Photo credit: Chelsea Rochelle

It’s never easy to follow up a Grammy-winning album but arguably Molly Tuttle and her band, Golden Highway have done just that as City of Gold teems with terrific songs and a tad more energy than 2022’s winning Crooked Tree, which won Best Bluegrass Album.  Established early on as picker par excellence (IBMA Guitar Player of the Year), Tuttle continues to grow her vocal and songwriting skills, the latter as she collaborated with Ketch Secor of Old Crow Medicine Show on all the songs. She’s smart enough not to mess with a winning formula as co-producer Jerry Douglas (dobro) returns as well as her band – Bronwyn Keith-Hynes (fiddle, harmony vocals), Dominick Leslie (mandolin), Shelby Means (bass, harmony vocals) and Kyle Tuttle (banjo, harmony vocals) as well as special guest Dave Matthews on “Yosemite.” 

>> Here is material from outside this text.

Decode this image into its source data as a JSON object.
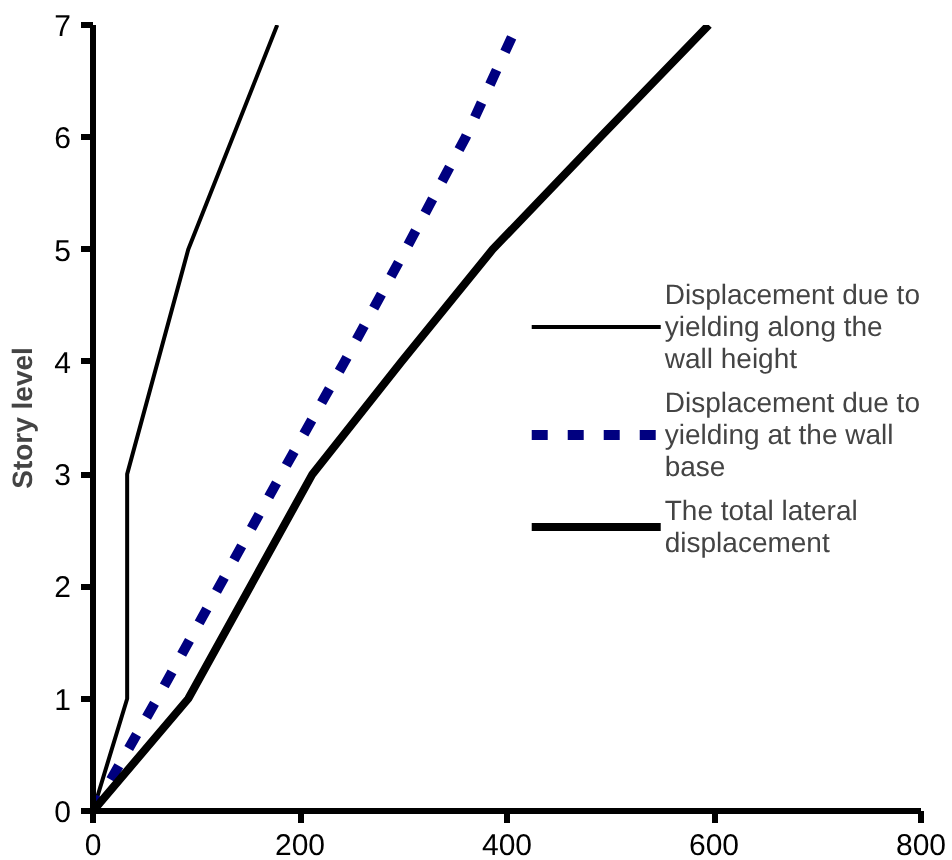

A field trip by the native northern Californian Tuttle as a kid learning about the gold rush, inspired the album. Bursting out with the breakneck “El Dorado” Tuttle sings of her guide on that field trip to Coloma, “I’m Gold Rush Kate from the Golden State/With a gold nugget around my neck” as the relentless picking and high lonesome harmonies bathe her animated lead vocal – bluegrass at its vibrant best. The intricate free form “Where Did All the Wild Things Go” bemoans the loss of the authentic to ever-increasing commercialism and gentrification as Tuttle sings with an agitated punkish attitude. Leslie’s mandolin shines here and again with his bandmates on “San Joaquin” where rapid-run bluegrass reaches a ridiculously blistering tempo. Hold on tight!

“Yosemite,” the duet with Matthews tells the true story of a cross-country “road-trip-from-hell” breakup with Tuttle’s ex, making clever metaphors where the car-like relationship is “running on fumes.”  She continues the road theme in “Next Rodeo,” a feature for Keith-Hynes’ fiddle and the blissful group harmonies.  Tempo finally recedes on the sixth track in, “When My Race Is Run,” a rather weird song idea where a lover is waiting for you on the other side once you’ve passed, musically imbued mostly by Douglas’ dobro, her own guitar picking, and the glorious sing-along harmonies. “Alice in Bluegrass” highlights the skills of her fine band while the haunting “Stranger Things” is both a vocal tour de force and a stunning dobro turn from Douglas. Tuttle is at her playful best, promoting marijuana legalization in the brief, upbeat “Down Home Dispensary.” 

“More Like a River” plays to a swaying, seemingly familiar (but can’t quite place it) melody. And, as she does often in the second half of the album, she moves to another ballad with the mournful mountain elegy, “Goodbye Mary,” one that demonstrates her impressive vocal range.  The rousing “Evergreen, OK” has her band at full throttle once again as crisp banjo, mandolin, fiddle, and guitar runs abound. The undulating closing “First Time I Fell In Love” is another of those “I feel like I’ve heard this before” songs.. Yet, as much as any, the song has that singalong quality Tuttle was after on the album, one that’s perfectly shaped for live performances.